Reedição de um golpe


 Por Jeferson Malaguti Soares *


Venho acompanhando com um misto de preocupação e ceticismo alguns artigos na mídia que falam da reedição do golpe de 64, que estaria sendo preparado sorrateiramente. Seria apenas delírio dos articulistas?

Sabemos que a mídia nacional vem se auto designando quarto poder da república de uns tempos para cá, mais exatamente a partir da eleição de Lula em 2002. A força política dessas grandes organizações jornalísticas é significativa. Roberto Marinho, por exemplo, proprietário das Organizações Globo, foi um dos personagens mais poderosos durante a ditadura militar. Ninguém ousava recusar seus convites e pedidos que, na verdade, se tornavam imposições, avalizadas pelo poder reinante na época.

 É também público, notório, de conhecimento  até dos reinos orgânico e inorgânico, que a Globo e a editora Abril ( leia-se revista VEJA) ajudaram a eleger e depois a destronar Fernando Collor, o qual, a posteriori, foi inocentado pelo Supremo Tribunal Federal, independente das provas cabais e materiais, apresentadas pelo Ministério Público contra ele. Pois é esse o mesmo STF que acaba de condenar, sem qualquer prova material ou imaterial, os ex-ministros José Dirceu e Genoíno.
A imprensa montou um quadro de opinião supostamente pública tão desfavorável aos réus do dito “mensalão”, que influenciou até os juízes da mais alta corte do país. Tem sido substituida a opinião sustentada em fatos por aquela apenas adjetivada à exaustão.
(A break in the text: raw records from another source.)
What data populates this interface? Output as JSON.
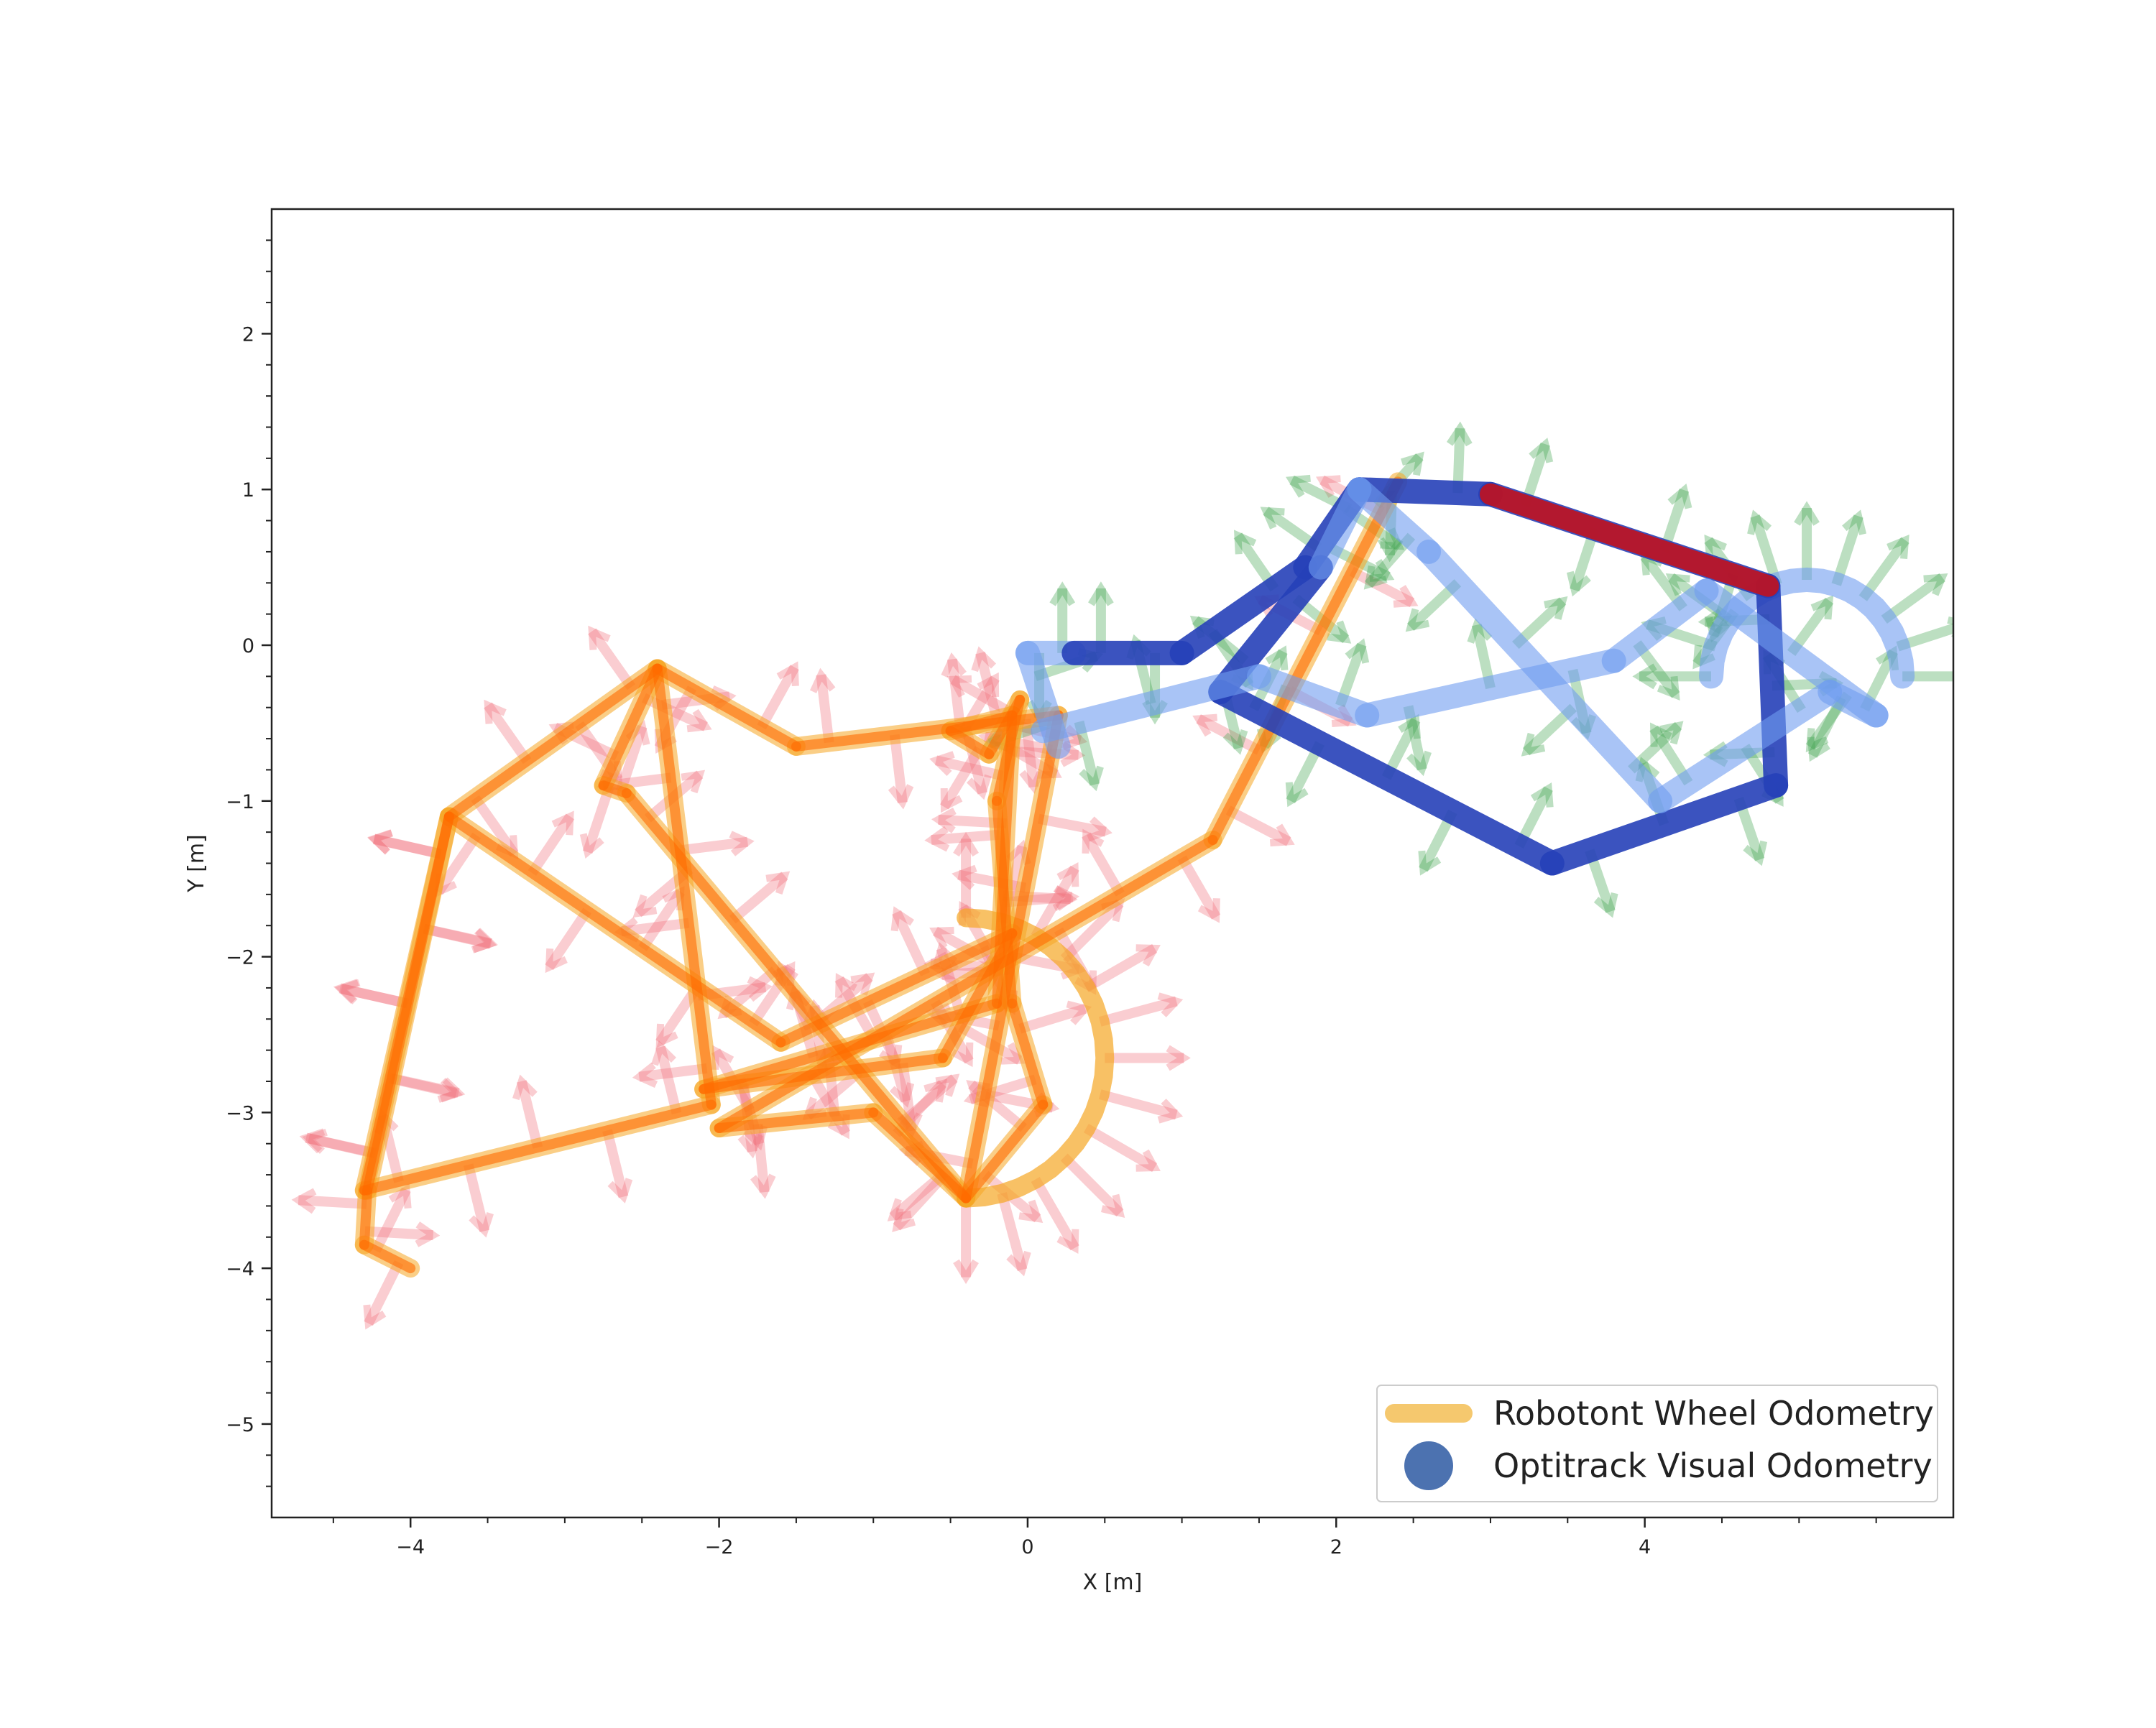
{
  "chart_data": {
    "type": "line",
    "xlabel": "X [m]",
    "ylabel": "Y [m]",
    "xlim": [
      -4.9,
      6.0
    ],
    "ylim": [
      -5.6,
      2.8
    ],
    "x_ticks": [
      -4,
      -2,
      0,
      2,
      4
    ],
    "y_ticks": [
      2,
      1,
      0,
      -1,
      -2,
      -3,
      -4,
      -5
    ],
    "x_tick_labels": [
      "−4",
      "−2",
      "0",
      "2",
      "4"
    ],
    "y_tick_labels": [
      "2",
      "1",
      "0",
      "−1",
      "−2",
      "−3",
      "−4",
      "−5"
    ],
    "grid": false,
    "legend_position": "lower-right",
    "colors": {
      "wheel_line": "#f5a623",
      "wheel_path": "#ff6a00",
      "wheel_arrows": "#f2707b",
      "optitrack_light": "#6f9cf0",
      "optitrack_dark": "#2640b8",
      "optitrack_segment": "#c1121f",
      "optitrack_arrows": "#3fa34d",
      "legend_marker": "#4c72b0"
    },
    "series": [
      {
        "name": "Robotont Wheel Odometry",
        "x": [
          -4.0,
          -4.3,
          -4.28,
          -3.75,
          -2.4,
          -2.05,
          -4.3,
          -3.75,
          -1.6,
          -0.1,
          -0.55,
          -2.1,
          -0.2,
          -0.1,
          -0.5,
          -0.25,
          -0.05,
          -0.2,
          -0.1,
          0.1,
          -0.4,
          -2.6,
          -2.75,
          -2.4,
          -1.5,
          0.2,
          -0.4,
          -1.0,
          -2.0,
          1.2,
          2.4
        ],
        "y": [
          -4.0,
          -3.85,
          -3.5,
          -1.1,
          -0.15,
          -2.95,
          -3.5,
          -1.1,
          -2.55,
          -1.85,
          -2.65,
          -2.85,
          -2.3,
          -0.45,
          -0.55,
          -0.7,
          -0.35,
          -1.0,
          -2.3,
          -2.95,
          -3.55,
          -0.95,
          -0.9,
          -0.15,
          -0.65,
          -0.45,
          -3.55,
          -3.0,
          -3.1,
          -1.25,
          1.05
        ]
      },
      {
        "name": "Optitrack Visual Odometry",
        "x": [
          0.2,
          0.0,
          0.3,
          1.0,
          1.8,
          2.15,
          3.0,
          4.8,
          4.85,
          3.4,
          1.25,
          1.9,
          2.15,
          2.6,
          4.1,
          5.2,
          5.5,
          4.4,
          3.8,
          2.2,
          1.5,
          0.1
        ],
        "y": [
          -0.65,
          -0.05,
          -0.05,
          -0.05,
          0.5,
          1.0,
          0.97,
          0.38,
          -0.9,
          -1.4,
          -0.3,
          0.5,
          1.0,
          0.6,
          -1.0,
          -0.3,
          -0.45,
          0.35,
          -0.1,
          -0.45,
          -0.2,
          -0.55
        ]
      }
    ],
    "legend": [
      {
        "label": "Robotont Wheel Odometry",
        "marker": "line",
        "color": "#f5c86e"
      },
      {
        "label": "Optitrack Visual Odometry",
        "marker": "circle",
        "color": "#4c72b0"
      }
    ]
  }
}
Até agora deu certo com os ministros da corte que inverteram o ônus da prova em desfavor dos réus; aplicaram ao processo penal conceitos previstos pelo processo civil; violaram direitos constitucionais como o da presunção de inocência (in dubio pro re ); puniram duas vezes um mesmo fato; flexibilizaram o uso de provas indiciárias; condenaram apenas pela suposição de que, ocupando cargos elevados na república, os réus deveriam ter conhecimento dos fatos ou, na melhor das hipóteses se omitiram.

Ora, são esses homens e mulheres, ministros e ministras da corte suprema, os encarregados de definirem o que é constitucional e o que não é. Se agem dessa forma equivocada, estamos perdidos. Daí o medo da reedição do golpe de 64. Naquela ocasião a mídia se aliou aos militares influenciando a opinião do povo, e deu no que deu. Hoje se une ao judiciário com o mesmo propósito. Haverá sucesso desta vez? Os ministros (não seriam juízes?) do Supremo, podem tudo? Não existe uma Corte Internacional de Direitos Humanos a ser consultada?

De minha parte não acredito, e torço para que isso não aconteça. Mesmo porque hoje, diferente dos anos 60, o povo está vivendo melhor. Tem emprego, melhorou seu poder de consumo, sente elevada a sua auto estima e respeitada, mesmo que parcialmente, a sua cidadania. Além do que, não existe mais o “perigo” do comunismo - está mais que provado que este é um sistema muito mais digno do que o capitalismo.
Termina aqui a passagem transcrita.